4. the medical PS antibacterial film of one according to claim 1, is characterized in that: described surface treatment agent adopts silane surface treatment agent or boric acid ester surface treatment agent.

5. the medical PS antibacterial film of one according to claim 1, is characterized in that: described UV light absorber adopts UV-P or ESCALOL 567.

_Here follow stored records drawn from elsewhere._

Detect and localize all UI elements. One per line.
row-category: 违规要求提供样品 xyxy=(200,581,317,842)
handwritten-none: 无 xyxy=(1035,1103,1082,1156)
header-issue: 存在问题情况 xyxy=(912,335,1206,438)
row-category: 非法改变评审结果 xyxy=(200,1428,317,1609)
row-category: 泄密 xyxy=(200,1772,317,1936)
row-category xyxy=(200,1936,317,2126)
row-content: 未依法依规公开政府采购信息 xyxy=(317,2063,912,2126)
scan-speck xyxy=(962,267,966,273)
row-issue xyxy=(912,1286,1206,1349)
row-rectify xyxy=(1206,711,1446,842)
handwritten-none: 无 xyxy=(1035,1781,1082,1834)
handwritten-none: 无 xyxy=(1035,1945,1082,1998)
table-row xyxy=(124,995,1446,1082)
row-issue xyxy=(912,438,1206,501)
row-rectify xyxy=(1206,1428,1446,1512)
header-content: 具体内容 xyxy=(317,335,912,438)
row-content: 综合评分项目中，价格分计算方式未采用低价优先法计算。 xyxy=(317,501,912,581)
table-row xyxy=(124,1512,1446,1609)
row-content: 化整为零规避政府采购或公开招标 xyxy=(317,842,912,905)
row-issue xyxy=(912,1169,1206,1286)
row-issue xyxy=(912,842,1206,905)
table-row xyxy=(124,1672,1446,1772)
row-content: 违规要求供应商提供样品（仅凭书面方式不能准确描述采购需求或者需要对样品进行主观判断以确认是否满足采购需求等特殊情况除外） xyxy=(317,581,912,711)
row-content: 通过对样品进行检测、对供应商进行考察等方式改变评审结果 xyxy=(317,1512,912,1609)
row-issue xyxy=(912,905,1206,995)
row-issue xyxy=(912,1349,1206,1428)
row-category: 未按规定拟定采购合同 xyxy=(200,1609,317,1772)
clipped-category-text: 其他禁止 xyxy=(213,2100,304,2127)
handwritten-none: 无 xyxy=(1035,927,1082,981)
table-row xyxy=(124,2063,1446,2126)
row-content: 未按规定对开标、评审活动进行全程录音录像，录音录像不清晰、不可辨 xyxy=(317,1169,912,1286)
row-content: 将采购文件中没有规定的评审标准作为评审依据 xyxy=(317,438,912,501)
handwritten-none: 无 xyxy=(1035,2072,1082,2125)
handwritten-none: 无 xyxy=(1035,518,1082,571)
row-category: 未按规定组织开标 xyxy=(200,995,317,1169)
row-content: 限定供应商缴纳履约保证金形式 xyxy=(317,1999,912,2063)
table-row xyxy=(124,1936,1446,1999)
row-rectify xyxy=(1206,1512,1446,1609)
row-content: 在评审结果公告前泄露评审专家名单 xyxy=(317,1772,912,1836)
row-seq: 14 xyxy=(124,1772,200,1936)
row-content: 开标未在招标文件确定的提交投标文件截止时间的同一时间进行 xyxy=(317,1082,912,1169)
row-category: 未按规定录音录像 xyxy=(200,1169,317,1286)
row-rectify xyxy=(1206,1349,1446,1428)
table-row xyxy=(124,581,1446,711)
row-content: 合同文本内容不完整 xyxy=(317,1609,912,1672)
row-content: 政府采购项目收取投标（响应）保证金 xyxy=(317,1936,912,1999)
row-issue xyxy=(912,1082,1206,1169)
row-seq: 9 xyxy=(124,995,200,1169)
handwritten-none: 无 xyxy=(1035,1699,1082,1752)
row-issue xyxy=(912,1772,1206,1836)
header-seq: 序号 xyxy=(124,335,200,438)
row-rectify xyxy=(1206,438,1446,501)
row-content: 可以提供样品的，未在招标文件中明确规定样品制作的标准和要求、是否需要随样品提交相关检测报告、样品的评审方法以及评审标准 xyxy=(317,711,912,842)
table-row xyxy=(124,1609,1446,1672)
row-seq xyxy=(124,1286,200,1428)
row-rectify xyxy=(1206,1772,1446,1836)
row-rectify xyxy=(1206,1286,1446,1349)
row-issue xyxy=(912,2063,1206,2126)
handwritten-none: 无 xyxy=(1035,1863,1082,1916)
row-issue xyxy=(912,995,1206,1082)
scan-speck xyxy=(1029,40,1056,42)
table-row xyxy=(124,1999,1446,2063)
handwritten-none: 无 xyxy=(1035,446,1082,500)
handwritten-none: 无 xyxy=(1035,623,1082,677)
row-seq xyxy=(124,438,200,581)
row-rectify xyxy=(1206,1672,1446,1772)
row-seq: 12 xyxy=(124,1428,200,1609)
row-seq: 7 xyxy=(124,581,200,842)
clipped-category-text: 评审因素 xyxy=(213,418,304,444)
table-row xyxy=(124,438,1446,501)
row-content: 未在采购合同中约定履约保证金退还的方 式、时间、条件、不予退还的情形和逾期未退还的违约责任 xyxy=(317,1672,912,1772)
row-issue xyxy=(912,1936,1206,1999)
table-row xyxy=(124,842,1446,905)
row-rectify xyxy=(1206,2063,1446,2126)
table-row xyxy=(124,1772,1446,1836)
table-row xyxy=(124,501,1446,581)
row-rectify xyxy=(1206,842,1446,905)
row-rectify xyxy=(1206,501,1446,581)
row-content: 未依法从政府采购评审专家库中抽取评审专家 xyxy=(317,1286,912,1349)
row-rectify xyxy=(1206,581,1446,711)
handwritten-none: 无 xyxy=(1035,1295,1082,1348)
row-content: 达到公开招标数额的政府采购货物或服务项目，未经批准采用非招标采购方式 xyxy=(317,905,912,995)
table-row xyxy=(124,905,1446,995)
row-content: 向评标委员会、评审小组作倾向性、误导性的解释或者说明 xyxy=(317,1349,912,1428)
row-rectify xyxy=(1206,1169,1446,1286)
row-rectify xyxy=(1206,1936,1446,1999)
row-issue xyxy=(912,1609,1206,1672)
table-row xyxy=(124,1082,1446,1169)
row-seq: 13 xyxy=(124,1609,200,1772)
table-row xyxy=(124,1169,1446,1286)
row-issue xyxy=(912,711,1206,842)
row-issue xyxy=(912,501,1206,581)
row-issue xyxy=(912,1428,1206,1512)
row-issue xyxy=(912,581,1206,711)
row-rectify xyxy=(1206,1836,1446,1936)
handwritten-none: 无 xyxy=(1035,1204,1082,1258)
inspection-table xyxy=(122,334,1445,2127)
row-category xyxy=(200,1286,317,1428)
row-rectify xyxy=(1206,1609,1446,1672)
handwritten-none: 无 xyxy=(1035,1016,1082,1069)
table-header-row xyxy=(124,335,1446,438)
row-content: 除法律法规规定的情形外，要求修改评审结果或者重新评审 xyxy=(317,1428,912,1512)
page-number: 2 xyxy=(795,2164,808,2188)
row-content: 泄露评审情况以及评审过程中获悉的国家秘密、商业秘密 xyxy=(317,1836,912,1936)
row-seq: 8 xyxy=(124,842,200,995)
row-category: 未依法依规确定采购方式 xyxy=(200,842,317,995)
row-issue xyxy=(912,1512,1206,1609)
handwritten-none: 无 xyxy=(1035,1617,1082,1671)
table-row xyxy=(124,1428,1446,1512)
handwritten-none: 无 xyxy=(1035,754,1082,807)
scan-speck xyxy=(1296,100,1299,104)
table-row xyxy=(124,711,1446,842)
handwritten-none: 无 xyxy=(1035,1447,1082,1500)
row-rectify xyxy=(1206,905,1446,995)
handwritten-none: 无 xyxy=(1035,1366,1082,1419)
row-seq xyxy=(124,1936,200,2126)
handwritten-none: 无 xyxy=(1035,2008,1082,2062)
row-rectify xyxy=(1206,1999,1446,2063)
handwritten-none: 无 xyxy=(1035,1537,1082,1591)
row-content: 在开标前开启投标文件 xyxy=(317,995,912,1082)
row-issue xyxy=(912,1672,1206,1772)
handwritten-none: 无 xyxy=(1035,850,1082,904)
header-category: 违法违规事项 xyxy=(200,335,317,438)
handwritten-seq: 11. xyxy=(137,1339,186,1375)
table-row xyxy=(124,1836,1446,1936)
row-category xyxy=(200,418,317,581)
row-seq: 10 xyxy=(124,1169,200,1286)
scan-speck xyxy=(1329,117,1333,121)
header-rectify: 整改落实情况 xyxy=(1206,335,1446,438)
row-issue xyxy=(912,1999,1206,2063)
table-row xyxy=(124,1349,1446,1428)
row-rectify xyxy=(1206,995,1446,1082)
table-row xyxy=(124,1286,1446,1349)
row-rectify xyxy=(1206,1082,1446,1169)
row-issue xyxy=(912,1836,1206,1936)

6. a preparation method for medical PS antibacterial film described in claim 1, is characterized in that, comprise the steps:

The first step: take PS, CPE, nanometer silver-zirconium phosphate antimicrobial, nanometer LDPE, styrene-butadiene block copolymer, SEBS, surface treatment agent, LDPE, dicumyl peroxide, POE, UV light absorber, N, N-diethylethanolamine, aluminum chloride, Zinic stearas and tetracol phenixin according to parts by weight proportioning;

Second step: PS, CPE, nanometer silver-zirconium phosphate antimicrobial, nanometer LDPE and POE are dropped in reactor and is heated to 65-85 DEG C, stir 20-40min, stirring velocity 400-600 rev/min;

3rd step: then add surplus stock, be warming up to 95-135 DEG C, stirs 10-30min, stirring velocity 600-1000 rev/min;

4th step: mixed material is dropped into extruding pelletization in twin screw extruder, barrel temperature 120 DEG C, 130 DEG C, 140 DEG C, 150 DEG C, 155 DEG C, 160 DEG C, 165 DEG C and 170 DEG C, screw speed 55-75 rev/min, rolling press rolling temperature 175-185 DEG C, expander temperature 150-170 DEG C, packs after batching.